Of course, Trump deserved criticism for those remarks, and he has received plenty. In fact, Perry was one of the first to respond to Trump, in an online video released by his campaign which highlighted just the balance on immigration I believe might make Perry the best candidate on the issue. Since then, however, the conversation has devolved significantly.
In a speech yesterday, Perry once again raised the issue of Trump and immigration, though his comments seemed much more aimed at generating soundbytes than promoting substance. Perry called Trump’s candidacy a “cancer on conservatism,” said he was a “sower of division,” and dubbed his campaign a “modern-day incarnation of the know-nothing movement.” These were harsh words; perhaps accurate to some degree but not helpful beyond producing more media attention and perpetuating this increasingly ugly feud, to the delight of Democrats.
If Perry wants to engage in a spat of name calling, he’s found the perfect opponent; seemingly no one does it better than The Donald. And yet, is this really helpful to Perry’s campaign or to Republicans’ chances generally in 2016?
I would like to propose an alternate strategy. If Perry is truly interested in pursuing “the right thing to do,” why not refocus the debate away from personal attacks and back onto the real issue: immigration.

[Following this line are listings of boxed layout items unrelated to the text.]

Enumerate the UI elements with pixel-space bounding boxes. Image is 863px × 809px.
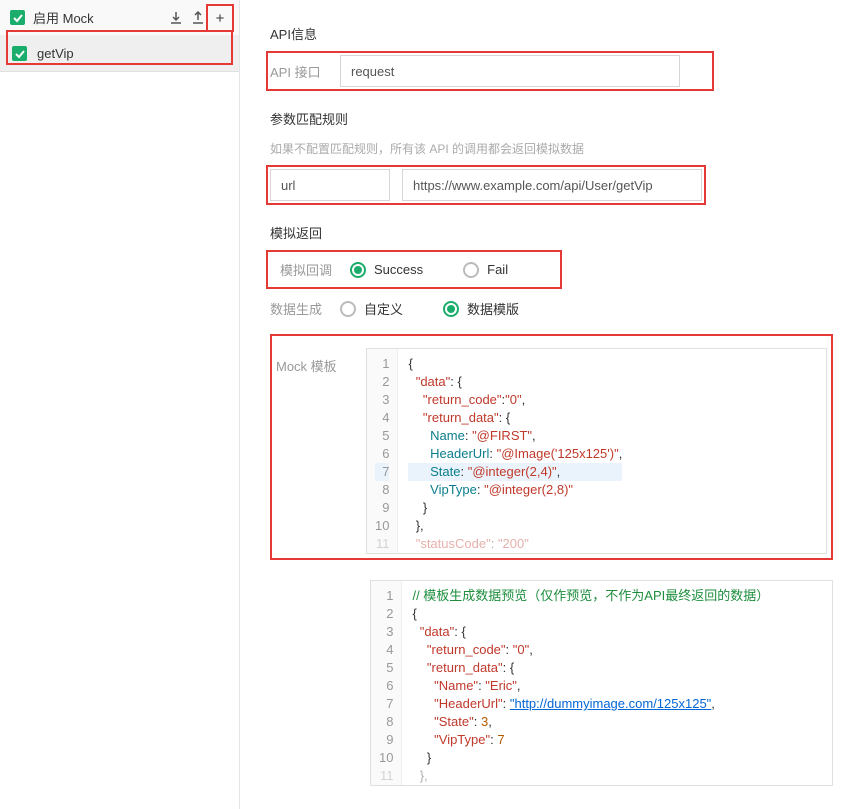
sidebar-item-label: getVip [37, 46, 74, 61]
param-key-input[interactable]: url [270, 169, 390, 201]
api-section-title: API信息 [270, 24, 833, 43]
radio-fail[interactable] [463, 262, 479, 278]
radio-success-label: Success [374, 262, 423, 277]
sidebar-item-checkbox[interactable] [12, 46, 27, 61]
radio-template[interactable] [443, 301, 459, 317]
preview-code: // 模板生成数据预览（仅作预览，不作为API最终返回的数据）{ "data":… [402, 581, 779, 785]
enable-mock-label: 启用 Mock [33, 8, 163, 27]
add-mock-button[interactable] [211, 9, 229, 27]
mock-code-editor[interactable]: 1234567891011 { "data": { "return_code":… [366, 348, 827, 554]
param-value-input[interactable]: https://www.example.com/api/User/getVip [402, 169, 702, 201]
params-hint: 如果不配置匹配规则，所有该 API 的调用都会返回模拟数据 [270, 140, 833, 157]
radio-custom[interactable] [340, 301, 356, 317]
return-section-title: 模拟返回 [270, 223, 833, 242]
gen-row: 数据生成 自定义 数据模版 [270, 299, 833, 318]
enable-mock-checkbox[interactable] [10, 10, 25, 25]
sidebar-item-getvip[interactable]: getVip [0, 36, 239, 72]
preview-code-block: 1234567891011 // 模板生成数据预览（仅作预览，不作为API最终返… [370, 580, 833, 786]
export-icon[interactable] [189, 9, 207, 27]
radio-fail-label: Fail [487, 262, 508, 277]
gen-label: 数据生成 [270, 299, 340, 318]
sidebar: 启用 Mock getVip [0, 0, 240, 809]
radio-template-label: 数据模版 [467, 299, 519, 318]
callback-label: 模拟回调 [280, 260, 350, 279]
api-row: API 接口 request [270, 55, 710, 87]
radio-custom-label: 自定义 [364, 299, 403, 318]
sidebar-header: 启用 Mock [0, 0, 239, 36]
api-input[interactable]: request [340, 55, 680, 87]
import-icon[interactable] [167, 9, 185, 27]
mock-template-block: Mock 模板 1234567891011 { "data": { "retur… [276, 348, 827, 554]
main-panel: API信息 API 接口 request 参数匹配规则 如果不配置匹配规则，所有… [240, 0, 863, 809]
mock-code[interactable]: { "data": { "return_code":"0", "return_d… [398, 349, 632, 553]
param-row: url https://www.example.com/api/User/get… [270, 169, 702, 201]
callback-row: 模拟回调 Success Fail [280, 260, 548, 279]
params-section-title: 参数匹配规则 [270, 109, 833, 128]
api-label: API 接口 [270, 62, 340, 81]
radio-success[interactable] [350, 262, 366, 278]
mock-template-label: Mock 模板 [276, 348, 366, 375]
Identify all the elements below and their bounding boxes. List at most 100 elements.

It’s no secret many Republican voters are fed up with Washington’s apparent inability to tackle the problems posed by illegal immigration, and, with all due respect to Frank, it’s likely this frustration has at least partially helped to bolster Trump’s support. Despite this, however, Trump has provided very little in the way of details as to how he would address the problem he has done so well to bring into the spotlight (beyond, of course, his quixotic proposal of forcing Mexico to pay for a wall on our southern border).
Perry is clearly well versed on the issue of border security and has real experience in dealing with the issue of illegal immigration. He has already put forward a plan; why not challenge Trump to produce one of his own? If Trump truly considers himself qualified for the office of President and is serious about making immigration one of his key issues, shouldn’t he be able to explain to voters exactly what he would do to work toward a solution (including on legal immigration as well)?

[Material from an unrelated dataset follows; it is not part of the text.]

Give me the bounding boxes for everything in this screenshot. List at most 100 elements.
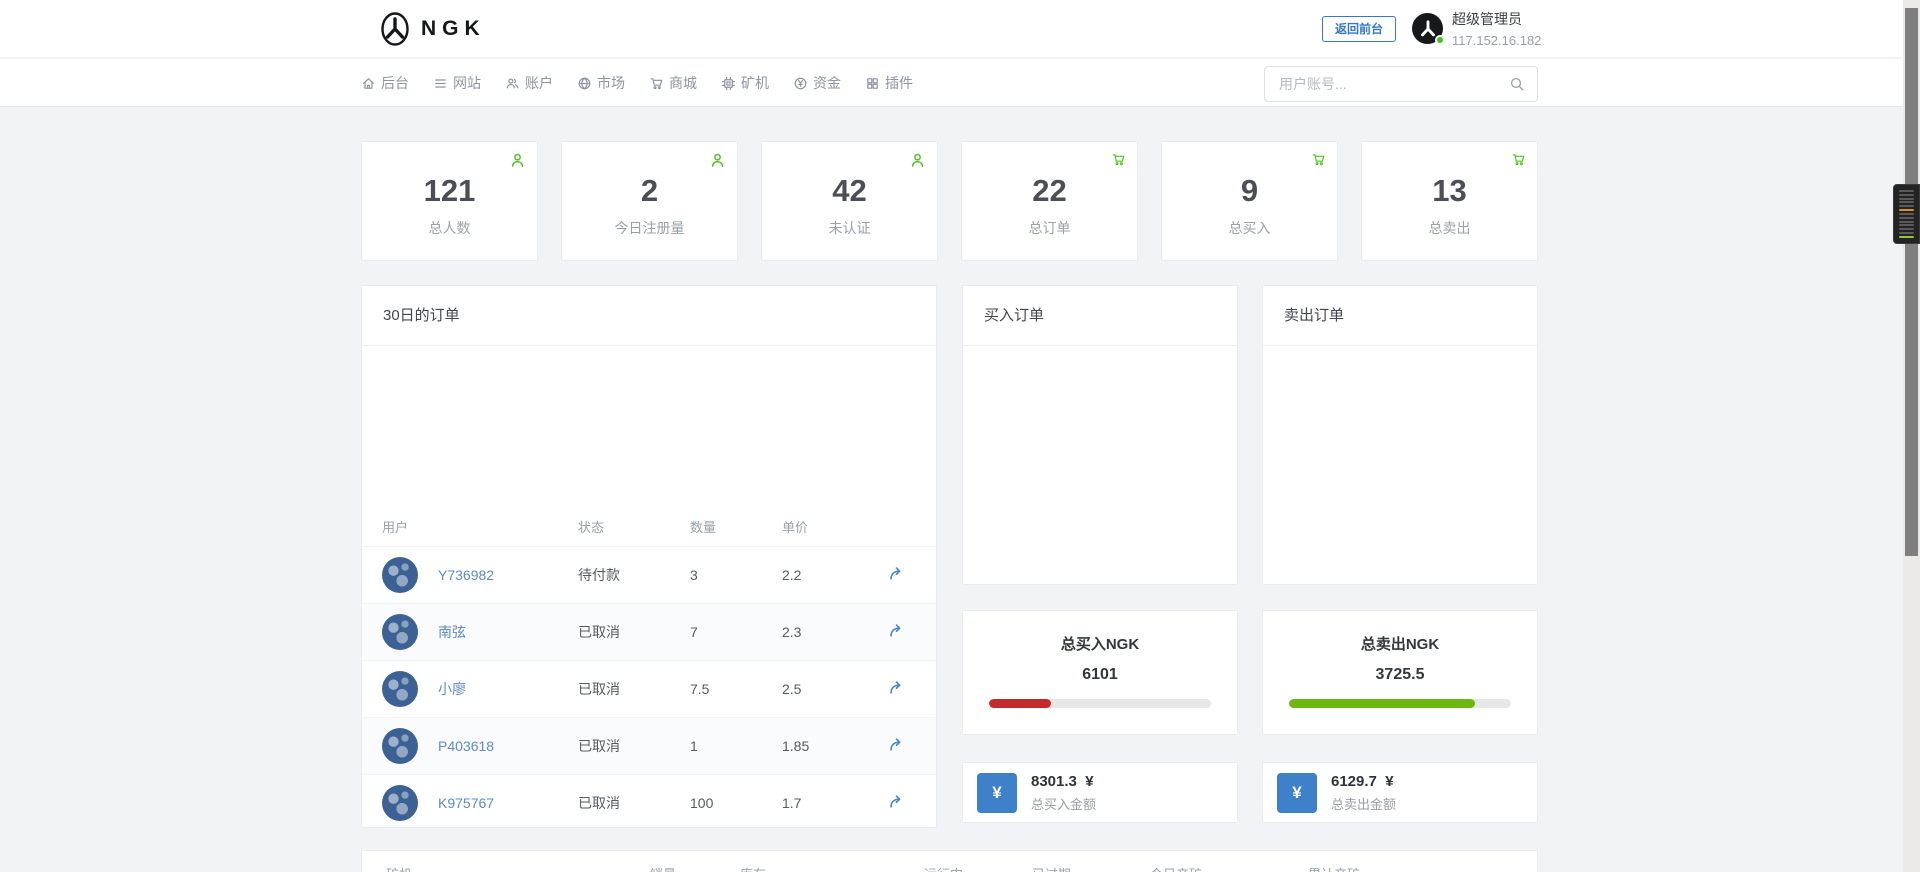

Some may argue this kind of conversation is what the primary debates are for. However, Perry currently has no guarantee of a spot in those debates. And even if he did, why ought candidates to confine serious policy discussions to just a few hours in a handful of debates?

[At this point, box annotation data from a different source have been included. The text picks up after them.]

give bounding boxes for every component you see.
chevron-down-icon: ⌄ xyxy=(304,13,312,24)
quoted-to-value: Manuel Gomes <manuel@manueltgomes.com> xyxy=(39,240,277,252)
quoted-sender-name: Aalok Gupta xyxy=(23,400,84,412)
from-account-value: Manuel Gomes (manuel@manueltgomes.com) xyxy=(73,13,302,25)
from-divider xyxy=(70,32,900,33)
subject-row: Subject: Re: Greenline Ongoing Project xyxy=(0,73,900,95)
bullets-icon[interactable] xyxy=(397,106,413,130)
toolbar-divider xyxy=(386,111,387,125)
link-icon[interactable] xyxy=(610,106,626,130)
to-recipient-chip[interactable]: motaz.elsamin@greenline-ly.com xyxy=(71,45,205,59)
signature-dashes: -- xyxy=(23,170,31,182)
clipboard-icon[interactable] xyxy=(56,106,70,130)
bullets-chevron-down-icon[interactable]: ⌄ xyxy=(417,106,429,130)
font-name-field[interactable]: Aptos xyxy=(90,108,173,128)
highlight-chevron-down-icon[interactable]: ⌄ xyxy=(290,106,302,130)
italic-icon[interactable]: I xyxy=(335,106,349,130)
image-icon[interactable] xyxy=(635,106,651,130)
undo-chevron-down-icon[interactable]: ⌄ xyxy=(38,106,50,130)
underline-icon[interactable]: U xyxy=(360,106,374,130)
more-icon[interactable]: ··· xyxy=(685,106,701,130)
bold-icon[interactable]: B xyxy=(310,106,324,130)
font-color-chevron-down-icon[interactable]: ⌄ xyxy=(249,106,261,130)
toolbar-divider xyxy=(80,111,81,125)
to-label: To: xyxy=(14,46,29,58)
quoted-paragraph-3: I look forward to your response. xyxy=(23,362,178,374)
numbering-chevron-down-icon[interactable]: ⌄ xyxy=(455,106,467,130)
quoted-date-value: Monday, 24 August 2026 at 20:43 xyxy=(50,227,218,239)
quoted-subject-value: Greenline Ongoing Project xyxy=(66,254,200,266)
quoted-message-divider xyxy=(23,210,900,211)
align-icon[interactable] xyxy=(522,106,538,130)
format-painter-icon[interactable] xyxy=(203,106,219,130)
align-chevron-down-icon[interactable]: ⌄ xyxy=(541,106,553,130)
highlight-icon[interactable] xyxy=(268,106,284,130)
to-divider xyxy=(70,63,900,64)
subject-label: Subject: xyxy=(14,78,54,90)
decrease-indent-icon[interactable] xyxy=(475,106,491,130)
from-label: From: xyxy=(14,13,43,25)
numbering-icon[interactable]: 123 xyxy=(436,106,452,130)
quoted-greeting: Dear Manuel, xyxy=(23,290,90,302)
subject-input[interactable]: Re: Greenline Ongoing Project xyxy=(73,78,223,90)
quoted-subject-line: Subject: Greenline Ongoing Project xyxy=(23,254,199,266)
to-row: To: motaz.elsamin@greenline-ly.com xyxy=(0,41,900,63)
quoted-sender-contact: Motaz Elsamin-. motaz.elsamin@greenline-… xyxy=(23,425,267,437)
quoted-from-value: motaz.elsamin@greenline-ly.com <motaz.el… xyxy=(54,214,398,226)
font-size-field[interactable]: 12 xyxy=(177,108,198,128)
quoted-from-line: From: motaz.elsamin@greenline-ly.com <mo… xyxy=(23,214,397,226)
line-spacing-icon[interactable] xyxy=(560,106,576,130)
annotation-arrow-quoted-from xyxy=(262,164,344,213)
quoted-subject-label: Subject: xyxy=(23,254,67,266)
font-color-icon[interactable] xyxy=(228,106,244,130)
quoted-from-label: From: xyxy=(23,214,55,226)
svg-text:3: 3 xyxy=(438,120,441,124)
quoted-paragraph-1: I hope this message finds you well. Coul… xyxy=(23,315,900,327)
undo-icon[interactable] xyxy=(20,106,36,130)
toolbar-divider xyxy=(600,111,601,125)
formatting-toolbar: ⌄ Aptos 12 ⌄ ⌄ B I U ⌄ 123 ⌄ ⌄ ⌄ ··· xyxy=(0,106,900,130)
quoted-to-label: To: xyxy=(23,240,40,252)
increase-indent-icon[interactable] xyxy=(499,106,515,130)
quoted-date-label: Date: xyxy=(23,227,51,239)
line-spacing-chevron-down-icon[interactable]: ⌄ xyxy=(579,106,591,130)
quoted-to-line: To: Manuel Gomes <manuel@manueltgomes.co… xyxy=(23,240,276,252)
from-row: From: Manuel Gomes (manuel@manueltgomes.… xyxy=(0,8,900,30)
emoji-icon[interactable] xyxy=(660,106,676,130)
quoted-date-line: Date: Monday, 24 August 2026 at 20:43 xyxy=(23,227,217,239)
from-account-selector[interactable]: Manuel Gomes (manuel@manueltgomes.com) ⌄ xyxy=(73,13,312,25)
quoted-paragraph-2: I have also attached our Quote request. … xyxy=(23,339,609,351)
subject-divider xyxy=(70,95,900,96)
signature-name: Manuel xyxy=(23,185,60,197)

Carly Fiorina has it right. Republican voters are smart and surely want to have this conversation. Furthermore, the sooner candidates stop bashing each other, the sooner they can begin to place the focus squarely back where it belongs: on Hillary Clinton and the Democrats’ extreme stances.
While snide tweets and smashing cell phones may make for good entertainment, it’s time to grow up and return to the tasks at hand: winning the White House in 2016 and fixing a dysfunctional immigration system. How else can Republican candidates prove to a skeptical electorate that they are fit to lead?
Paul Dupont is a legislative assistant for American Principles in Action.